Zwar greift Ernst Kahl nur selten explizit politische Themen auf, doch dienen Politik und Geschichte, insbesondere die deutsche mit ihren Kontinuitäten aus Kolonialvergangenheit, Weltkriegen und Nationalsozialismus, häufig als Hintergrund der im Bild erzählten Geschichten, der für Irritation und Komik gleichermaßen sorgt. So braucht man nicht erst Kahls finstere Entwürfe für «zeitgemäße Feldpostkarten» zu sehen, um zu ahnen, dass im Ausstellungstitel «Vergessene Katastrophen» ein Leitmotiv seines Schaffens stecken mag. Das titelgebende Bild jedenfalls illustriert die «Waschbärenplage in Kassel 2010», die Invasion einer eingeschleppten Art mithin, die einen kleinen traurigen Jungen seinen angestammten Platz in der Badewanne kostet. Das kann als Visualisierung einer weit verbreiteten Überfremdungsfantasie gelesen werden, gerne aber auch als Parodie auf entsprechende Propaganda.

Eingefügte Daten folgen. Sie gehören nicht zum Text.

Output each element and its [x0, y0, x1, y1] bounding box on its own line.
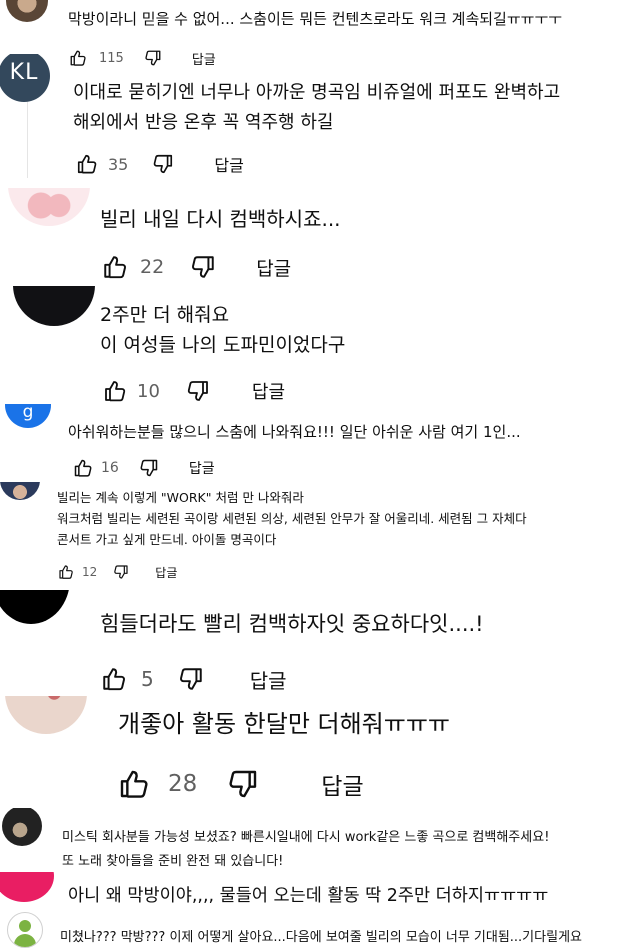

Besonders augenfällig wird in der Ausstellung deshalb der Reichtum der Bildbestände und Anspielungen, mit denen Kahl seine aufwendigen Bilder ausstattet, um ihren Sinn in alle Himmelsrichtungen schillern zu lassen. Ständig nehmen sie auf Traditionen der Kunstgeschichte Bezug, geben sich als Teil von Serien und Rubriken aus, firmieren als Veranstaltungsplakate und Buchcover oder eröffnen neue Forschungsfelder («Die Nasenaffennase in sakralen Schweizer Briefmarkenmotiven»). Damit ist Ernst Kahl zum einen möglicherweise der erste vollendet postmoderne Maler der komischen Kunst in Deutschland, zum anderen jedoch in all seiner Großzügigkeit ein Freund. Ein Freund, der uns die Welt nicht schlichter malt, als sie ist - aber entschieden komischer.

«Ernst Kahl: Vergessene Katastrophen», bis 12. Mai, Caricatura Museum Frankfurt - Museum für Komische Kunst, Weckmarkt 17, Frankfurt am Main.